What free speech absolutists have failed to acknowledge is that because one has the right to offend a group does not mean that one must. Or that that group gives up the right to be outraged. They’re allowed to feel pain. Freedom should always be discussed within the context of responsibility. At some point free expression absolutism becomes childish and unserious. It becomes its own kind of fanaticism.

It really is quite staggering that he managed to formulate that thought, and write it down, and say it to an audience, in the context of the slaughter at Charlie Hebdo. The issue is not the right to be outraged or being allowed to feel pain. The issue is murdering cartoonists. The Kouachi brothers were not feeling pain when they murdered all those people. They were feeling powerful and righteous. Let’s not lose sight of literal power like guns and the willingness to fire them.

Trudeau’s complaint received sighs of rapture from Lydia Polgreen, a bureau chief at the New York Times, an institution generally associated — justifiably or not — with freeexpression:

YaaayBlasphemyWoooo

Well, if by “wise” you mean thoughtless and stupid, and if by “nuanced” you mean crude and facts-ignoring.

Ken points out that Trudeau is relying on a parochial and privileged view of blasphemy in saying this – emphasis his, and rightly so. Trudeau has the privilege of not worrying that he will be hacked to death with machetes the way Avijit Roy and Washiqur Rahman were. He has the privilege of not being driven out of his country the way Taslima Nasreen was. He has the privilege of not being threatened with one thousand lashes and imprisoned and fined the way Raif Badawi was and is. And so on; Ken gives other examples. God knows there’s no shortage of them.

The issue is that anti-blasphemy social and legal norms are a tool of oppression of people who are powerless, even by the finicky standards of Trudeau and the New York Times. The concept of blasphemy is used to persecute religious minorities, ethnic minorities, rights activists, and anyone else disfavored by the mullahs and the mob. It is used to protect power — the existing power structure of the mostly conservative, mostly traditional, mostly male-and-religious-dominated societies where the concept holds sway.

Garry Trudeau and Lydia Polgreen are the useful idiots of the brutal and the powerful. By obligingly framing the “blasphemy debate” as an issue of West v. East and journalistic power vs. Islamic powerlessness, they support and advance the blasphemy norms used to murder and oppress the genuinely powerless.
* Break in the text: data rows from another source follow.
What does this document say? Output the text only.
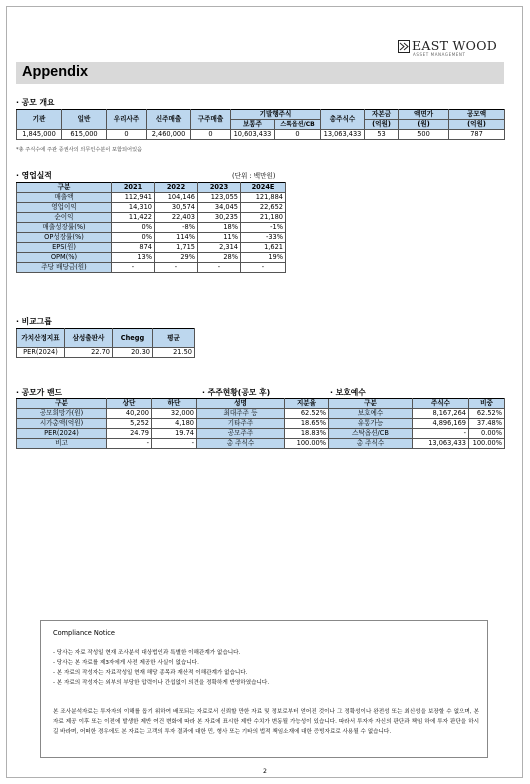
EAST WOOD
ASSET MANAGEMENT
Appendix
· 공모 개요
기관	일반	우리사주	신주매출	구주매출	기발행주식		총주식수	자본금	액면가	공모액
					보통주	스톡옵션/CB		(억원)	(원)	(억원)
1,845,000	615,000	0	2,460,000	0	10,603,433	0	13,063,433	53	500	787
*총 주식수에 주관 증권사의 의무인수분이 포함되어있음
· 영업실적	(단위 : 백만원)
구분	2021	2022	2023	2024E
매출액	112,941	104,146	123,055	121,884
영업이익	14,310	30,574	34,045	22,652
순이익	11,422	22,403	30,235	21,180
매출성장률(%)	0%	-8%	18%	-1%
OP성장률(%)	0%	114%	11%	-33%
EPS(원)	874	1,715	2,314	1,621
OPM(%)	13%	29%	28%	19%
주당 배당금(원)	-	-	-	-
· 비교그룹
가치산정지표	삼성출판사	Chegg	평균
PER(2024)	22.70	20.30	21.50
· 공모가 밴드	· 주주현황(공모 후)	· 보호예수
구분	상단	하단
공모희망가(원)	40,200	32,000
시가총액(억원)	5,252	4,180
PER(2024)	24.79	19.74
비고	-	-
성명	지분율
최대주주 등	62.52%
기타주주	18.65%
공모주주	18.83%
총 주식수	100.00%
구분	주식수	비중
보호예수	8,167,264	62.52%
유통가능	4,896,169	37.48%
스탁옵션/CB	-	0.00%
총 주식수	13,063,433	100.00%
Compliance Notice
- 당사는 자료 작성일 현재 조사분석 대상법인과 특별한 이해관계가 없습니다.
- 당사는 본 자료를 제3자에게 사전 제공한 사실이 없습니다.
- 본 자료의 작성자는 자료작성일 현재 해당 종목과 재산적 이해관계가 없습니다.
- 본 자료의 작성자는 외부의 부당한 압력이나 간섭없이 의견을 정확하게 반영하였습니다.

본 조사분석자료는 투자자의 이해를 돕기 위하여 배포되는 자료로서 신뢰할 만한 자료 및 정보로부터 얻어진 것이나 그 정확성이나 완전성 또는 최신성을 보장할 수 없으며, 본 자료 제공 이후 또는 이전에 발생한 제반 여건 변화에 따라 본 자료에 표시한 제반 수치가 변동될 가능성이 있습니다. 따라서 투자자 자신의 판단과 책임 하에 투자 판단을 하시길 바라며, 어떠한 경우에도 본 자료는 고객의 투자 결과에 대한 민, 형사 또는 기타의 법적 책임소재에 대한 증빙자료로 사용될 수 없습니다.

2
They are punching down.

Beautifully said.

 

Comments

  1. moarscienceplz says

    Yeah, and we should be very mindful that we don’t offend cops while we protest killings of unarmed black people. Words can be really hurtful!
    /sarcasm (because there are plenty of people who would say this straight).

  2. quixote says

    Wow. Just wow. Trudeau’s been right on target on some stuff, but most of it was so long ago I stopped reading him at about the turn of the millenium. And now this. How could he, of all people, the cartoonist whose stock in trade is offending (some) people, how could he miss so badly?

  3. RJW says

    (1) “that because one has the right to offend a group does not mean that one must”.

    I don’t understand Trudeau’s argument, he seems to be advocating civility, rather than free speech.
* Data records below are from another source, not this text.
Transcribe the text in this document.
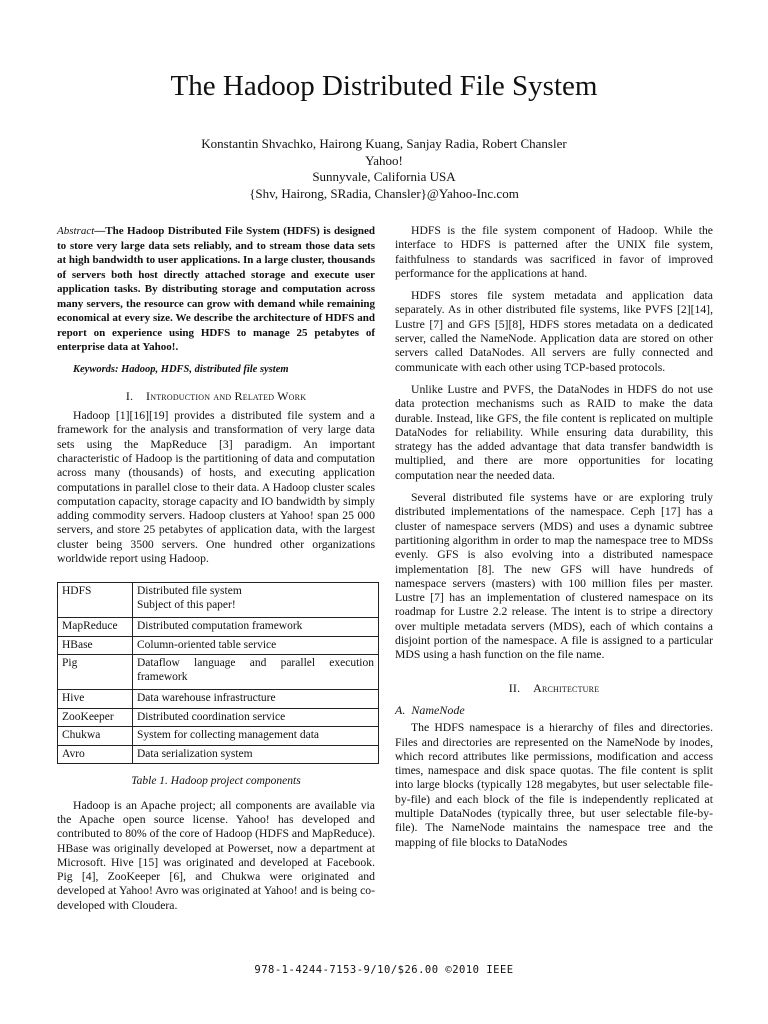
The Hadoop Distributed File System
Konstantin Shvachko, Hairong Kuang, Sanjay Radia, Robert Chansler
Yahoo!
Sunnyvale, California USA
{Shv, Hairong, SRadia, Chansler}@Yahoo-Inc.com

Abstract—The Hadoop Distributed File System (HDFS) is designed to store very large data sets reliably, and to stream those data sets at high bandwidth to user applications. In a large cluster, thousands of servers both host directly attached storage and execute user application tasks. By distributing storage and computation across many servers, the resource can grow with demand while remaining economical at every size. We describe the architecture of HDFS and report on experience using HDFS to manage 25 petabytes of enterprise data at Yahoo!.

Keywords: Hadoop, HDFS, distributed file system

I. Introduction and Related Work

Hadoop [1][16][19] provides a distributed file system and a framework for the analysis and transformation of very large data sets using the MapReduce [3] paradigm. An important characteristic of Hadoop is the partitioning of data and computation across many (thousands) of hosts, and executing application computations in parallel close to their data. A Hadoop cluster scales computation capacity, storage capacity and IO bandwidth by simply adding commodity servers. Hadoop clusters at Yahoo! span 25 000 servers, and store 25 petabytes of application data, with the largest cluster being 3500 servers. One hundred other organizations worldwide report using Hadoop.

HDFS	Distributed file system
Subject of this paper!

MapReduce	Distributed computation framework
HBase	Column-oriented table service
Pig	Dataflow language and parallel execution framework
Hive	Data warehouse infrastructure
ZooKeeper	Distributed coordination service
Chukwa	System for collecting management data
Avro	Data serialization system
Table 1. Hadoop project components

Hadoop is an Apache project; all components are available via the Apache open source license. Yahoo! has developed and contributed to 80% of the core of Hadoop (HDFS and MapReduce). HBase was originally developed at Powerset, now a department at Microsoft. Hive [15] was originated and developed at Facebook. Pig [4], ZooKeeper [6], and Chukwa were originated and developed at Yahoo! Avro was originated at Yahoo! and is being co-developed with Cloudera.

HDFS is the file system component of Hadoop. While the interface to HDFS is patterned after the UNIX file system, faithfulness to standards was sacrificed in favor of improved performance for the applications at hand.

HDFS stores file system metadata and application data separately. As in other distributed file systems, like PVFS [2][14], Lustre [7] and GFS [5][8], HDFS stores metadata on a dedicated server, called the NameNode. Application data are stored on other servers called DataNodes. All servers are fully connected and communicate with each other using TCP-based protocols.

Unlike Lustre and PVFS, the DataNodes in HDFS do not use data protection mechanisms such as RAID to make the data durable. Instead, like GFS, the file content is replicated on multiple DataNodes for reliability. While ensuring data durability, this strategy has the added advantage that data transfer bandwidth is multiplied, and there are more opportunities for locating computation near the needed data.

Several distributed file systems have or are exploring truly distributed implementations of the namespace. Ceph [17] has a cluster of namespace servers (MDS) and uses a dynamic subtree partitioning algorithm in order to map the namespace tree to MDSs evenly. GFS is also evolving into a distributed namespace implementation [8]. The new GFS will have hundreds of namespace servers (masters) with 100 million files per master. Lustre [7] has an implementation of clustered namespace on its roadmap for Lustre 2.2 release. The intent is to stripe a directory over multiple metadata servers (MDS), each of which contains a disjoint portion of the namespace. A file is assigned to a particular MDS using a hash function on the file name.

II. Architecture
A. NameNode

The HDFS namespace is a hierarchy of files and directories. Files and directories are represented on the NameNode by inodes, which record attributes like permissions, modification and access times, namespace and disk space quotas. The file content is split into large blocks (typically 128 megabytes, but user selectable file-by-file) and each block of the file is independently replicated at multiple DataNodes (typically three, but user selectable file-by-file). The NameNode maintains the namespace tree and the mapping of file blocks to DataNodes

978-1-4244-7153-9/10/$26.00 ©2010 IEEE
    (2) “Or that that group gives up the right to be outraged”

    Drivel. That’s not implicit in free speech arguments either,

    What the hell does ‘unserious’ mean? Here we go again, are Trudeau and Polgreen advocating a ‘nuanced’ understanding of Islam i.e. some Muslims are dangerous and we should submit on the spurious rationale of cultural relativism?

  4. johnthedrunkard says

    I remember Cleese quoting one of Monty Python’s producers:
    ‘There are people one might wish to offend.’

    The ‘any explanation/rationalization except Islam’ trope has a huge constituency. The Guardian, Salon.com, and I don’t know how many FaceBook and generic blog idiots.
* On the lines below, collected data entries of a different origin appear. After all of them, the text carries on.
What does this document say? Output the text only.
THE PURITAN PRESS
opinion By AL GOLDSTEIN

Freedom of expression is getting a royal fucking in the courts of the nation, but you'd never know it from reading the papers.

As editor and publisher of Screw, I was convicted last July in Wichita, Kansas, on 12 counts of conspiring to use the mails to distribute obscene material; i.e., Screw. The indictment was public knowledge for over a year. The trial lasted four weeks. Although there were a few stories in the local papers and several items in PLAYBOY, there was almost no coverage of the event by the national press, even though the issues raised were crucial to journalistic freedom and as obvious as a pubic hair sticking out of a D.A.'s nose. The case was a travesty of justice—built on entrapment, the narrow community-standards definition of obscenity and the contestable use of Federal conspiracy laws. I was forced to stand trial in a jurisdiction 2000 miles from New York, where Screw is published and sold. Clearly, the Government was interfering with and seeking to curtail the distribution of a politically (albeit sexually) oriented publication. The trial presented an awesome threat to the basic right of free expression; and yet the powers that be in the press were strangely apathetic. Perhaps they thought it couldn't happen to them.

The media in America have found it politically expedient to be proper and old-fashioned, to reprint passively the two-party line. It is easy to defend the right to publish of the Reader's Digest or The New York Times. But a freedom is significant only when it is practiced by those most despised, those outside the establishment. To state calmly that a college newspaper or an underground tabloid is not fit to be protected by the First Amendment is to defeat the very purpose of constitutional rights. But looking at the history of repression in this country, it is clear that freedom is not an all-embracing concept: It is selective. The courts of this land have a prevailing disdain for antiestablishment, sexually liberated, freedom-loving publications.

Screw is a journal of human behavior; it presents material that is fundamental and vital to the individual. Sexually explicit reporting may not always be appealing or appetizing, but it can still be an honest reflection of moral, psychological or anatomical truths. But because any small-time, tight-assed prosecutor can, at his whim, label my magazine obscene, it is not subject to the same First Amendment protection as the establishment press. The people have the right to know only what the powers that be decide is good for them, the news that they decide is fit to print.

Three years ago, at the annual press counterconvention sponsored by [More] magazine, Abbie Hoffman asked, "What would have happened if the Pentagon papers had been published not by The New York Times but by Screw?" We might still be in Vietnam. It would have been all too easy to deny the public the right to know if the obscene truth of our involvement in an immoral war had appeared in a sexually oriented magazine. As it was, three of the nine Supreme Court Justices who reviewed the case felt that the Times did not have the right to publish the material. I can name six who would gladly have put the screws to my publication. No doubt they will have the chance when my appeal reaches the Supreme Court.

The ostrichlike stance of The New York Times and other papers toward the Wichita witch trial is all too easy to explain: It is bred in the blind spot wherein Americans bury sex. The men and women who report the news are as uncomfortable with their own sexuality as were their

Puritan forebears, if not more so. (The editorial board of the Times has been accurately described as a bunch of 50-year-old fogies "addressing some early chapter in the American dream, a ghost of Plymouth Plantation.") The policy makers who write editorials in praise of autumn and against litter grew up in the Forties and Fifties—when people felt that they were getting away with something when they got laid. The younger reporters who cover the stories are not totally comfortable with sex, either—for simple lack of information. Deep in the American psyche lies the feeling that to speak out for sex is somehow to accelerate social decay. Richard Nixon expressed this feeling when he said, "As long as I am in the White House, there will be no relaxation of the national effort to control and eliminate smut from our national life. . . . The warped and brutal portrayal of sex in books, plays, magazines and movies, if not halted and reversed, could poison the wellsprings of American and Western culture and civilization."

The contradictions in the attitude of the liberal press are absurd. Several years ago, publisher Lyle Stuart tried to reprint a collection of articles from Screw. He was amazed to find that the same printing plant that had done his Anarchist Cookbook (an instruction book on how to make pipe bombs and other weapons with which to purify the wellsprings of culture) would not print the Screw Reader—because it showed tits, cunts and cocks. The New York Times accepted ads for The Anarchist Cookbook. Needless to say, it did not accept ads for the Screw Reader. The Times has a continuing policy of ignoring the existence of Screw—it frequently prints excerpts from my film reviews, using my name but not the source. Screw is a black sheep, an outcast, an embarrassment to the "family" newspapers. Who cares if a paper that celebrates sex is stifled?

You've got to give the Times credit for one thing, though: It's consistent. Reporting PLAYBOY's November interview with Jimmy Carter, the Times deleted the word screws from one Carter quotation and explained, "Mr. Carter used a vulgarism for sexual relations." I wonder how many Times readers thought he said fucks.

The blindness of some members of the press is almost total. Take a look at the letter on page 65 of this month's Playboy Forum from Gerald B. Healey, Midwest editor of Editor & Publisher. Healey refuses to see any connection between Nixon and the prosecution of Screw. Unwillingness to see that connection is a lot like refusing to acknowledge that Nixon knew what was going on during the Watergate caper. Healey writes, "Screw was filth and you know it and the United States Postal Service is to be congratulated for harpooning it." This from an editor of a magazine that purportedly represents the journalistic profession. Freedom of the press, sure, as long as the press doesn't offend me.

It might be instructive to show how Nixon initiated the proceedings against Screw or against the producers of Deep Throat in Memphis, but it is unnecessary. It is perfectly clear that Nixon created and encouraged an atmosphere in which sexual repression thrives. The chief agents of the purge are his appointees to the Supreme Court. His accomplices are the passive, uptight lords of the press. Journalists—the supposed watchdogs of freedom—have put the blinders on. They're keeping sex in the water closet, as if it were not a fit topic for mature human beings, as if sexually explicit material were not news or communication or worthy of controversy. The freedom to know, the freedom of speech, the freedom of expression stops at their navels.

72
    And people wonder why Hirsi Ali has drifted under the Right’s umbrella?

  5. RJW says

    @ 5 johnthedrunkard,

    Yes, some elements of the “left”, because of their arrogance and ignorance of Islam, have decided that the problem is due entirely to the bigotry of mainstream society, i.e. ‘it’s all our fault’ and the solution is more multiculturalism. Consequently the Right fills the void.

  6. lorn says

    STOP ROCKING THE BOAT!

    and

    GET OFF THE LAWN!

    As guys get older they tend to become risk adverse and defensive.